Ahora, en el silencio de esta noche sin estrellas, sola al fin, trato de entender lo escuchado y no puedo desprenderme de la sensación de que seguimos siendo manipulados, de que solo sabemos lo que nos dejan conocer.
Una inconsolable tristeza embarga mi alma y me atormenta. La venganza y el honor no han sido suficientes, ¿de qué ha servido todo entonces?, ¿por qué estoy aquí? Pero algo en mí se agita, reclamando un derecho antiguo que no sé de dónde procede. Es como si la voz de mi interior me dijera que hay más, mucho más, en mi destino. Que esto no es el fin de la ruta todavía.

Cuando la tripulación a bordo del Destino recobró la conciencia —había descubierto Willibald en el diario—, lo primero de lo que se dieron cuenta fue de una línea de color azul muy luminoso trazada sobre el mar, 30º a estribor. La luz que la hacía resaltar parecía proceder del fondo marino. Comprendieron que algo había tenido que cambiar allá abajo, algo que producía aquel mágico resplandor donde antes no había sino el reflejo del sol en el agua. Tal vez algún tipo de falla o grieta, que el extraño fenómeno del que habían sido víctimas habría abierto en la corteza de la fosa atlántica, y por la que escapaba lo que fuera que producía aquella ilusión. Entonces, de golpe, se dieron cuenta de unas cuantas cosas más, sobre el barco y ellos mismos. Se notaron iguales y diferentes a la vez, como si esa onda expansiva que les había derribado hubiera alterado su propia naturaleza, afinando sus mentes y fortaleciendo sus cuerpos, haciéndoles creerse capaces de actos e incluso hazañas que les hubieran hecho reírse como posesos, por imposibles, antes de aquel momento.
     Se convirtió en obsesión alcanzar aquella sima, que parecía llamarles con mayor seducción que los cantos de las sirenas que decían enloquecer a los marineros. Por turnos, en grupos de cinco o seis, y sin darse cuenta de la absoluta locura que suponía todo aquello, se fueron arrojando al mar y sumergiéndose en dirección a la luz.
     En cualquier circunstancia esa inmersión tendría que haber acabado con ellos, con cualquier ser humano, en realidad, tan idiota como para intentar algo semejante.
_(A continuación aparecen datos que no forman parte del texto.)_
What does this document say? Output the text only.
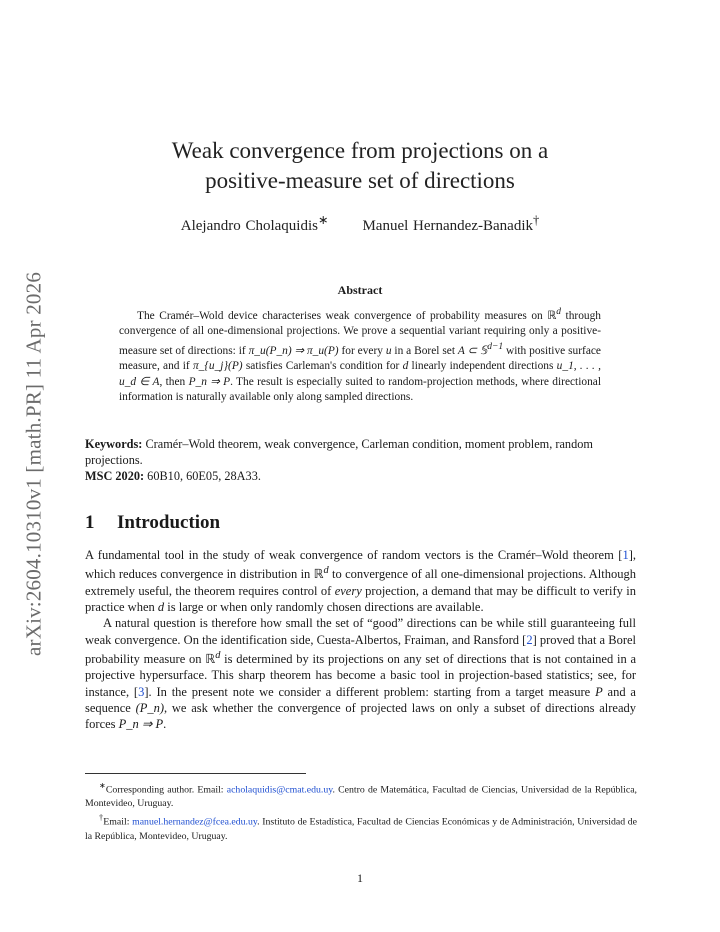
arXiv:2604.10310v1 [math.PR] 11 Apr 2026
Weak convergence from projections on a
positive-measure set of directions
Alejandro Cholaquidis∗ Manuel Hernandez-Banadik†
Abstract

The Cramér–Wold device characterises weak convergence of probability measures on ℝ$^d$ through convergence of all one-dimensional projections. We prove a sequential variant requiring only a positive-measure set of directions: if π_u(P_n) ⇒ π_u(P) for every u in a Borel set A ⊂ 𝕊$^{d-1}$ with positive surface measure, and if π_{u_j}(P) satisfies Carleman's condition for d linearly independent directions u_1, . . . , u_d ∈ A, then P_n ⇒ P. The result is especially suited to random-projection methods, where directional information is naturally available only along sampled directions.

Keywords: Cramér–Wold theorem, weak convergence, Carleman condition, moment problem, random projections.
MSC 2020: 60B10, 60E05, 28A33.
1 Introduction

A fundamental tool in the study of weak convergence of random vectors is the Cramér–Wold theorem [1], which reduces convergence in distribution in ℝ$^d$ to convergence of all one-dimensional projections. Although extremely useful, the theorem requires control of every projection, a demand that may be difficult to verify in practice when d is large or when only randomly chosen directions are available.

A natural question is therefore how small the set of “good” directions can be while still guaranteeing full weak convergence. On the identification side, Cuesta-Albertos, Fraiman, and Ransford [2] proved that a Borel probability measure on ℝ$^d$ is determined by its projections on any set of directions that is not contained in a projective hypersurface. This sharp theorem has become a basic tool in projection-based statistics; see, for instance, [3]. In the present note we consider a different problem: starting from a target measure P and a sequence (P_n), we ask whether the convergence of projected laws on only a subset of directions already forces P_n ⇒ P.

∗Corresponding author. Email: acholaquidis@cmat.edu.uy. Centro de Matemática, Facultad de Ciencias, Universidad de la República, Montevideo, Uruguay.

†Email: manuel.hernandez@fcea.edu.uy. Instituto de Estadística, Facultad de Ciencias Económicas y de Administración, Universidad de la República, Montevideo, Uruguay.

1
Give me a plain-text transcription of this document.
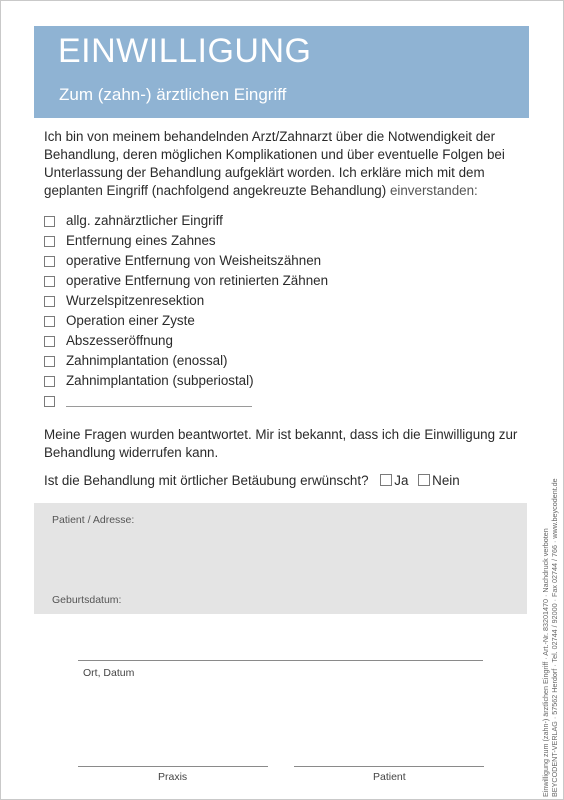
EINWILLIGUNG
Zum (zahn-) ärztlichen Eingriff
Ich bin von meinem behandelnden Arzt/Zahnarzt über die Notwendigkeit der Behandlung, deren möglichen Komplikationen und über eventuelle Folgen bei Unterlassung der Behandlung aufgeklärt worden. Ich erkläre mich mit dem geplanten Eingriff (nachfolgend angekreuzte Behandlung) einverstanden:
allg. zahnärztlicher Eingriff
Entfernung eines Zahnes
operative Entfernung von Weisheitszähnen
operative Entfernung von retinierten Zähnen
Wurzelspitzenresektion
Operation einer Zyste
Abszesseröffnung
Zahnimplantation (enossal)
Zahnimplantation (subperiostal)
Meine Fragen wurden beantwortet. Mir ist bekannt, dass ich die Einwilligung zur Behandlung widerrufen kann.
Ist die Behandlung mit örtlicher Betäubung erwünscht? Ja Nein
Patient / Adresse:
Geburtsdatum:
Ort, Datum
Praxis	Patient	Einwilligung zum (zahn-) ärztlichen Eingriff · Art.-Nr. 83201470 · Nachdruck verboten BEYCODENT-VERLAG · 57562 Herdorf · Tel. 02744 / 92000 · Fax 02744 / 766 · www.beycodent.de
Pero a ellos no les pasó nada, ni siquiera notaron la presión, ni la falta de aire les estorbó en absoluto.
     Decenas de metros abajo había un afloramiento pétreo, como una especie de cordillera submarina. Y justo en su cima, una quebrada larga que revelaba una oquedad luminosa. Entre todos se organizaron por señas y sacaron de aquel enorme agujero lo que parecía una máquina. Nunca sabrían cómo fueron capaces de arrastrarlo con ellos a la superficie, y cómo luego los compañeros de a bordo lo izaron sin que hiciera falta una sola indicación.
     Se trataba de un artilugio metálico y orgánico a la vez, de forma cúbica, que sustentaba una gran esfera maciza, seguramente de oro a juzgar por su brillo, inconfundible para aquella ralea acostumbrada a traficar con semejante metal noble. Y ahí no acababan los prodigios: ante la atónita mirada de la tripulación al completo, el extraño aparato empezó a vibrar y agitarse, emitiendo un zumbido bajo y armónico que parecía sintonizar milagrosamente con el pulso de cada uno de ellos, introducirse en su cabeza e implantarles ideas y deseos que parecían haber estado siempre allí.
     Supieron como por instinto dónde colocar la máquina, en el mismo corazón del casco del Destino. Y la dejaron hacer. La esfera de oro, a la que habían empezado a llamar Aurus, era capaz de girar sobre su eje, a imitación de la tierra, sin requerir energía o impulso externo para ello. Pronto aprenderían a utilizarla con ayuda del motor encontrado, dividiéndola y dotando a cada fragmento de una función particular y propia, según sus necesidades, pero sin alterar su auténtico poder: cuando se hallaban todos juntos, adheridos al resto de la maquinaria, propiciaban el auténtico portento, el milagro para el que habían sido concebidas: abrían puertas a través del agua del mar (o cualquier líquido o fluido de similar densidad), para penetrar en otros mundos y otros tiempos, e incluso en otras dimensiones no temporales.
     El sueño dorado de cualquier pirata.
     La quimera de cualquier ladrón.